自由貿易の歴史を紐解けば、経済力(モノやサービスを生産する能力)の強い派遣国の金儲けのために、【あたかもフェアであるように見せかけた】騙しのテクニックとして用いられてきました。
結果として経済力の弱い国家が自由貿易により植民地となっていった歴史を、経済学者はもっと真摯に受け止めるべきです。
そもそも自由貿易の理論そのものが、植民地化を正当化するために考案された騙しの理論である疑義もあります。
リカードが「比較優位の仮説」を提唱してから200年も経過しますが、そのような現実は成立していません。
なのに世界は200年もの間、この仮説が正しい事を主張する経済学者により、愚かな社会実験が延々と続けれてきたのです。
記事にある通り、自由貿易を実行して利益を得るのは、経済力の強い国家の大企業のみです。
経済力の弱い当該産業の企業は壊滅し、時には国家そのものが壊滅します(ムガール帝国は大量の餓死者を出して滅亡した)。
一方で、経済力の強い国家側の国民もデフレ圧力に晒されるため、貧困化する可能性が高くなります(現在のEU経済圏におけるドイツを見よ)。
従って大企業の巨大な利益の享受を受けるのは、株主。
株主は時に、献金等により巨大な政治力を持ちます。
歴史や世界だけでなく、日本でも巨大な政治力により経済学者を動かし、自由貿易を理論的に擁護し続けているのが実態ではないでしょうか。
経済学者かつ大企業会長であるパソナ会長の竹中平蔵氏の詭弁も酷いです。
「自由(Free)貿易は、自由(Liberal)だからやるのです。
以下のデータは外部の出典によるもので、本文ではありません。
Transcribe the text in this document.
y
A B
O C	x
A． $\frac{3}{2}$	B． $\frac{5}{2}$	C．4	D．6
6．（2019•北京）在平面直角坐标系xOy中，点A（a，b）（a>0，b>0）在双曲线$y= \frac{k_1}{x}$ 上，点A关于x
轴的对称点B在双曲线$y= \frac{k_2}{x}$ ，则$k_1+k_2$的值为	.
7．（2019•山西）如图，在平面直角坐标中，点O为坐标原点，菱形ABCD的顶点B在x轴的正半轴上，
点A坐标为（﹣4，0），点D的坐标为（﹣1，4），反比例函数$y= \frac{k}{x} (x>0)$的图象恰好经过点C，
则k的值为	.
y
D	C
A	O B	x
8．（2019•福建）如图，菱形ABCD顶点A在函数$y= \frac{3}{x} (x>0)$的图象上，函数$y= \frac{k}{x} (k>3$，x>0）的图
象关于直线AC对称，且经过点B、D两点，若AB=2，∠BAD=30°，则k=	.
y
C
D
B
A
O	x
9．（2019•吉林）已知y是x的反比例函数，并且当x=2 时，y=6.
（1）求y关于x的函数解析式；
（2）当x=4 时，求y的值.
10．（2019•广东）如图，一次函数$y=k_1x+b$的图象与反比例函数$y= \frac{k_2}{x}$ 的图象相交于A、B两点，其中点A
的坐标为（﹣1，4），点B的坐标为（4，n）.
あなたは自由(Liberal)を否定するのですか。」これをあたかも新しい話かのように言われると、強烈な違和感があります。杉本さんご指摘のロドリックのグローバリゼーション・パラドックス(素晴らしい本です)は2010年の本ですし、こうした話はトランプ大統領当選の際にも散々していたはずです。それでも自由貿易派が優勢だったのは、何の反省もせずに、こうした議論を、単に忘れてしまっただけだったのでしょうか?
ニュースサイクルの早さというかなんというか、脱力感を禁じ得ません。